The individual regularly prepares appraisals for which he or she is paid.
The appraiser makes a declaration in the appraisal that, because of his or her experience and education, he or she is qualified to make appraisals of the type of property being valued.

In addition, the appraiser must complete Part III of Form 8283. See section 170(f)(11)(E) and Regulations section 1.170A-16(d)(4) for details.
If you use appraisals by more than one appraiser, or if two or more appraisers contribute to a single appraisal, all the appraisers must sign the appraisal and Part III of Form 8283.
Persons who cannot be qualified appraisers are listed in Part III of Section B- the Declaration of Appraiser. Generally, a party to the transaction in which you acquired the property being appraised will not qualify to sign the declaration.

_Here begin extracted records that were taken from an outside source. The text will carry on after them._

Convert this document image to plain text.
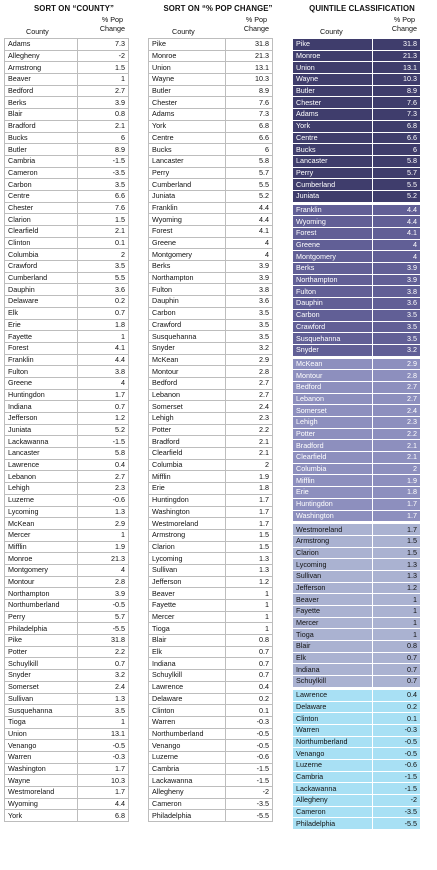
SORT ON “COUNTY”	SORT ON “% POP CHANGE”	QUINTILE CLASSIFICATION
County
% Pop
Change	County
% Pop
Change	County
% Pop
Change
Adams	7.3
Allegheny	-2
Armstrong	1.5
Beaver	1
Bedford	2.7
Berks	3.9
Blair	0.8
Bradford	2.1
Bucks	6
Butler	8.9
Cambria	-1.5
Cameron	-3.5
Carbon	3.5
Centre	6.6
Chester	7.6
Clarion	1.5
Clearfield	2.1
Clinton	0.1
Columbia	2
Crawford	3.5
Cumberland	5.5
Dauphin	3.6
Delaware	0.2
Elk	0.7
Erie	1.8
Fayette	1
Forest	4.1
Franklin	4.4
Fulton	3.8
Greene	4
Huntingdon	1.7
Indiana	0.7
Jefferson	1.2
Juniata	5.2
Lackawanna	-1.5
Lancaster	5.8
Lawrence	0.4
Lebanon	2.7
Lehigh	2.3
Luzerne	-0.6
Lycoming	1.3
McKean	2.9
Mercer	1
Mifflin	1.9
Monroe	21.3
Montgomery	4
Montour	2.8
Northampton	3.9
Northumberland	-0.5
Perry	5.7
Philadelphia	-5.5
Pike	31.8
Potter	2.2
Schuylkill	0.7
Snyder	3.2
Somerset	2.4
Sullivan	1.3
Susquehanna	3.5
Tioga	1
Union	13.1
Venango	-0.5
Warren	-0.3
Washington	1.7
Wayne	10.3
Westmoreland	1.7
Wyoming	4.4
York	6.8
Pike	31.8
Monroe	21.3
Union	13.1
Wayne	10.3
Butler	8.9
Chester	7.6
Adams	7.3
York	6.8
Centre	6.6
Bucks	6
Lancaster	5.8
Perry	5.7
Cumberland	5.5
Juniata	5.2
Franklin	4.4
Wyoming	4.4
Forest	4.1
Greene	4
Montgomery	4
Berks	3.9
Northampton	3.9
Fulton	3.8
Dauphin	3.6
Carbon	3.5
Crawford	3.5
Susquehanna	3.5
Snyder	3.2
McKean	2.9
Montour	2.8
Bedford	2.7
Lebanon	2.7
Somerset	2.4
Lehigh	2.3
Potter	2.2
Bradford	2.1
Clearfield	2.1
Columbia	2
Mifflin	1.9
Erie	1.8
Huntingdon	1.7
Washington	1.7
Westmoreland	1.7
Armstrong	1.5
Clarion	1.5
Lycoming	1.3
Sullivan	1.3
Jefferson	1.2
Beaver	1
Fayette	1
Mercer	1
Tioga	1
Blair	0.8
Elk	0.7
Indiana	0.7
Schuylkill	0.7
Lawrence	0.4
Delaware	0.2
Clinton	0.1
Warren	-0.3
Northumberland	-0.5
Venango	-0.5
Luzerne	-0.6
Cambria	-1.5
Lackawanna	-1.5
Allegheny	-2
Cameron	-3.5
Philadelphia	-5.5
Pike	31.8
Monroe	21.3
Union	13.1
Wayne	10.3
Butler	8.9
Chester	7.6
Adams	7.3
York	6.8
Centre	6.6
Bucks	6
Lancaster	5.8
Perry	5.7
Cumberland	5.5
Juniata	5.2
Franklin	4.4
Wyoming	4.4
Forest	4.1
Greene	4
Montgomery	4
Berks	3.9
Northampton	3.9
Fulton	3.8
Dauphin	3.6
Carbon	3.5
Crawford	3.5
Susquehanna	3.5
Snyder	3.2
McKean	2.9
Montour	2.8
Bedford	2.7
Lebanon	2.7
Somerset	2.4
Lehigh	2.3
Potter	2.2
Bradford	2.1
Clearfield	2.1
Columbia	2
Mifflin	1.9
Erie	1.8
Huntingdon	1.7
Washington	1.7
Westmoreland	1.7
Armstrong	1.5
Clarion	1.5
Lycoming	1.3
Sullivan	1.3
Jefferson	1.2
Beaver	1
Fayette	1
Mercer	1
Tioga	1
Blair	0.8
Elk	0.7
Indiana	0.7
Schuylkill	0.7
Lawrence	0.4
Delaware	0.2
Clinton	0.1
Warren	-0.3
Northumberland	-0.5
Venango	-0.5
Luzerne	-0.6
Cambria	-1.5
Lackawanna	-1.5
Allegheny	-2
Cameron	-3.5
Philadelphia	-5.5
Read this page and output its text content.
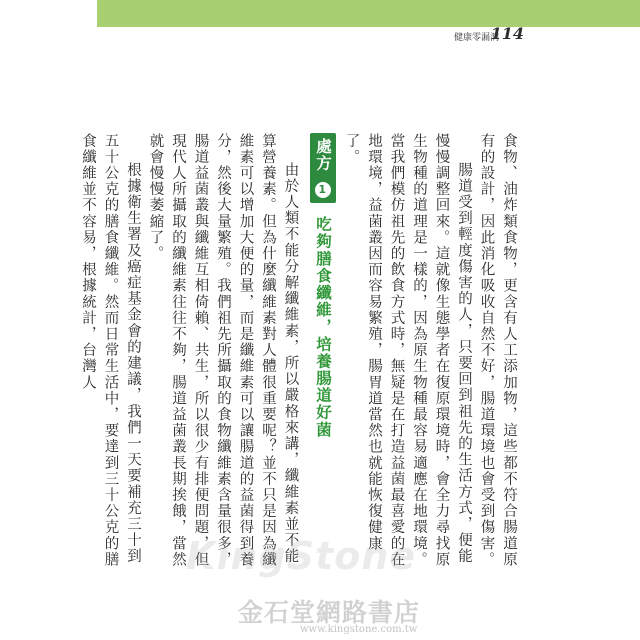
健康零漏洞
114

食物、油炸類食物，更含有人工添加物，這些都不符合腸道原有的設計，因此消化吸收自然不好，腸道環境也會受到傷害。

腸道受到輕度傷害的人，只要回到祖先的生活方式，便能慢慢調整回來。這就像生態學者在復原環境時，會全力尋找原生物種的道理是一樣的，因為原生物種最容易適應在地環境。當我們模仿祖先的飲食方式時，無疑是在打造益菌最喜愛的在地環境，益菌叢因而容易繁殖，腸胃道當然也就能恢復健康了。

處方 1 吃夠膳食纖維，培養腸道好菌

由於人類不能分解纖維素，所以嚴格來講，纖維素並不能算營養素。但為什麼纖維素對人體很重要呢？並不只是因為纖維素可以增加大便的量，而是纖維素可以讓腸道的益菌得到養分，然後大量繁殖。我們祖先所攝取的食物纖維素含量很多，腸道益菌叢與纖維互相倚賴、共生，所以很少有排便問題，但現代人所攝取的纖維素往往不夠，腸道益菌叢長期挨餓，當然就會慢慢萎縮了。

根據衛生署及癌症基金會的建議，我們一天要補充三十到五十公克的膳食纖維。然而日常生活中，要達到三十公克的膳食纖維並不容易，根據統計，台灣人

KingStone
金石堂網路書店
www.kingstone.com.tw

But a person who sold, exchanged, or gave the property to you may sign the declaration if the property was donated within 2 months of the date you acquired it and the property's appraised value did not exceed its acquisition price.
An appraiser may not be considered qualified if you had knowledge of facts that would cause a reasonable person to expect the appraiser to falsely overstate the value of the property. An example of this is an agreement between you and the appraiser about the property value when you know that the appraised amount exceeds the actual FMV.
Appraisal fees cannot be based on a percentage of the appraised value. See Regulations section 1.170A-17(a)(9).
Identifying number. The appraiser's taxpayer identification number (social security number or employer identification number) must be entered in Part III.
Part IV, Donee Acknowledgment
The donee organization that received the property described in Part I of Section B must complete Part IV. Before submitting page 2 of Form 8283 to the donee for acknowledgment, complete at least your name, identifying number, and description of the donated property (line 5, column (a)). If real property or tangible personal property is donated, also describe its physical condition (line 5, column (b)) at the time of the gift. Complete Part II, if applicable, before submitting the form to the donee. See the instructions for Part II.
The person acknowledging the gift must be an official authorized to sign the tax returns of the organization, or a person specifically designated to sign Form 8283. When you ask the donee to fill out Part IV, you should also ask the donee to provide you with a contemporaneous written acknowledgment required by section 170(f)(8).
After completing Part IV, the organization must return Form 8283 to you, the donor. You must give a copy of Section B of this form to the donee organization. You may then complete any remaining information required in Part I. Also, the qualified appraiser can complete Part III at this time.
In some cases, it may be impossible to get the donee's signature on Form 8283. The deduction will not be disallowed for that reason if you attach a detailed explanation of why it was impossible.